Alors il l’avait fait. Il avait réalisé l’instrument de torture décrit dans son livre et l’avait embarqué quelque part.
Vivante.
Elle lutta contre l’envie de s’enfuir. Le souffle court, elle éclaira un poncho de pluie jaune à capuche, ainsi que le pantalon de pêcheur imperméable, avec ses bretelles, accroché à gauche de l’établi. Au sol, des bottes en caoutchouc crottées, prises dans une flaque d’eau gelée. Jullian avait utilisé cette tenue il y avait peu, aucun doute là-dessus, et pas pour aller ramasser des moules. Elle revint sur le poncho, promena sa torche sur chaque centimètre carré, inspecta les poches du pantalon. Sa poitrine se serra quand ses doigts se rétractèrent sur une clé ancienne.

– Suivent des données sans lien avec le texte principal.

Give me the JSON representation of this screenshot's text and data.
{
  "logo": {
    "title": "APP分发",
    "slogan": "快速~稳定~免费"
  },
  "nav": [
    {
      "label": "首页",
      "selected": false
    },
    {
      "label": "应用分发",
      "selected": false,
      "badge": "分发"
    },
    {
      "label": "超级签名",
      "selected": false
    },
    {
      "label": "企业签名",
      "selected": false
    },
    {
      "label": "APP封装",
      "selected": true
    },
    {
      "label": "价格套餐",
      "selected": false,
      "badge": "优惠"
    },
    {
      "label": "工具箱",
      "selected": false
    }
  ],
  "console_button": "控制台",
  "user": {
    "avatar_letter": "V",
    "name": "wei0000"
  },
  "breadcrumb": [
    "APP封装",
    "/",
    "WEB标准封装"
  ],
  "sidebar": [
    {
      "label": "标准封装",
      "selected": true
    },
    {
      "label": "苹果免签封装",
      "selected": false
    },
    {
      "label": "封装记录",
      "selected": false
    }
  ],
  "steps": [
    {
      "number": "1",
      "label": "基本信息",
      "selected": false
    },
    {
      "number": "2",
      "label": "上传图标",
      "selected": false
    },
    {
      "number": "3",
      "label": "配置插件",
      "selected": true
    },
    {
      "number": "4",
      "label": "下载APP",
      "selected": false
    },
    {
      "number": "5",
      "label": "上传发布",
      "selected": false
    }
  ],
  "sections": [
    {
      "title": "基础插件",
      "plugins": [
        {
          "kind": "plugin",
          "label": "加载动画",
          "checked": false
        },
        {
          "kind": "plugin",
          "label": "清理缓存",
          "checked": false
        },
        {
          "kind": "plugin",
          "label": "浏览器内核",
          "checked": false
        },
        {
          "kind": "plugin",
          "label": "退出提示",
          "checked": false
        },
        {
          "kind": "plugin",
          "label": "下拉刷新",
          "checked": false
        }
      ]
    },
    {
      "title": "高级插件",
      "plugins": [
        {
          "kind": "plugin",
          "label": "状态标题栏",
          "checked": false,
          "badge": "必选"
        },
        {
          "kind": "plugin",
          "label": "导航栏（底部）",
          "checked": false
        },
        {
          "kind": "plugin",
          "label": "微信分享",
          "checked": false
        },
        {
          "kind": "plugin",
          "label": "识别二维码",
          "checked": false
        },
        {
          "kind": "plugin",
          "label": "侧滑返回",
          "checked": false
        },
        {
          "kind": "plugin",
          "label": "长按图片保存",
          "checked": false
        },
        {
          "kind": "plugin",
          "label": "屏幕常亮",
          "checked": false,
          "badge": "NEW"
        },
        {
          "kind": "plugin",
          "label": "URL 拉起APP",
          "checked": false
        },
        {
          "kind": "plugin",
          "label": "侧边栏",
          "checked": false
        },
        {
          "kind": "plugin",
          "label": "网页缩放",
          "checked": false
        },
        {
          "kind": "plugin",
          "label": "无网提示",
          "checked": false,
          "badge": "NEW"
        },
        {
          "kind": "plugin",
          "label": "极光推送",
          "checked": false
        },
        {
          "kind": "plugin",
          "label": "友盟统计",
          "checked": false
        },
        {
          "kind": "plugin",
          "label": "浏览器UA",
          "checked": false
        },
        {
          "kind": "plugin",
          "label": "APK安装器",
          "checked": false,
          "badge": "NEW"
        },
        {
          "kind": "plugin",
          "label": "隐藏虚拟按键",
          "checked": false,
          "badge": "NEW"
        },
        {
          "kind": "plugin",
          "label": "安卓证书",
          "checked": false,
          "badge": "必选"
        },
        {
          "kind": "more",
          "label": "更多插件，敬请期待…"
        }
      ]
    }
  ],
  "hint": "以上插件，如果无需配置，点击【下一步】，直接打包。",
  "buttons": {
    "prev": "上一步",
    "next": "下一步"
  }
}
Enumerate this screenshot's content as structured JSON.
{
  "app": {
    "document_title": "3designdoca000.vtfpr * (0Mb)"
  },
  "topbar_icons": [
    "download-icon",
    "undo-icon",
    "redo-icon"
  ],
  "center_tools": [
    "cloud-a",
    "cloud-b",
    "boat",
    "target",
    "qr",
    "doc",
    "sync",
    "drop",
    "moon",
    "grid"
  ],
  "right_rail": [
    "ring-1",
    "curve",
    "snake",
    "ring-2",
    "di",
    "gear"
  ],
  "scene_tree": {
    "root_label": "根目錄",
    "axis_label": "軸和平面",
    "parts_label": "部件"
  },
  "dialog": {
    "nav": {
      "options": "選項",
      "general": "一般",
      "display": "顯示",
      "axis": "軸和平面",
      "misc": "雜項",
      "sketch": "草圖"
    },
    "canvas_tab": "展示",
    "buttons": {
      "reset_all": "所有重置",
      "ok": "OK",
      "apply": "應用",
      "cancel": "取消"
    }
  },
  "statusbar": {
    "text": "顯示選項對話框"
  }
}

Elle l’observa à la lumière. Elle avait déjà vu ce genre de clé lorsque Jullian avait été interrogé par la police, quatre ans plus tôt. Elle avait la quasi-certitude qu’il s’agissait d’une des clés du fort d’Ambleteuse, situé à soixante kilomètres de là.
Qu’est-ce qu’il fichait avec ça ? Natacha Dambrine, sa maîtresse de l’époque, avait quitté la région depuis des lustres et, aux dernières nouvelles, le fort était fermé, interdit d’accès car jugé trop vétuste et dangereux. Elle savait que Jullian avait décroché un chantier d’étude sur l’étanchéité et l’enrochement des remparts, mais les travaux ne devaient démarrer qu’au printemps. Alors pourquoi gardait-il la clé dans la poche de son ciré trempé ? Pourquoi s’était-il rendu là-bas avant son agression ?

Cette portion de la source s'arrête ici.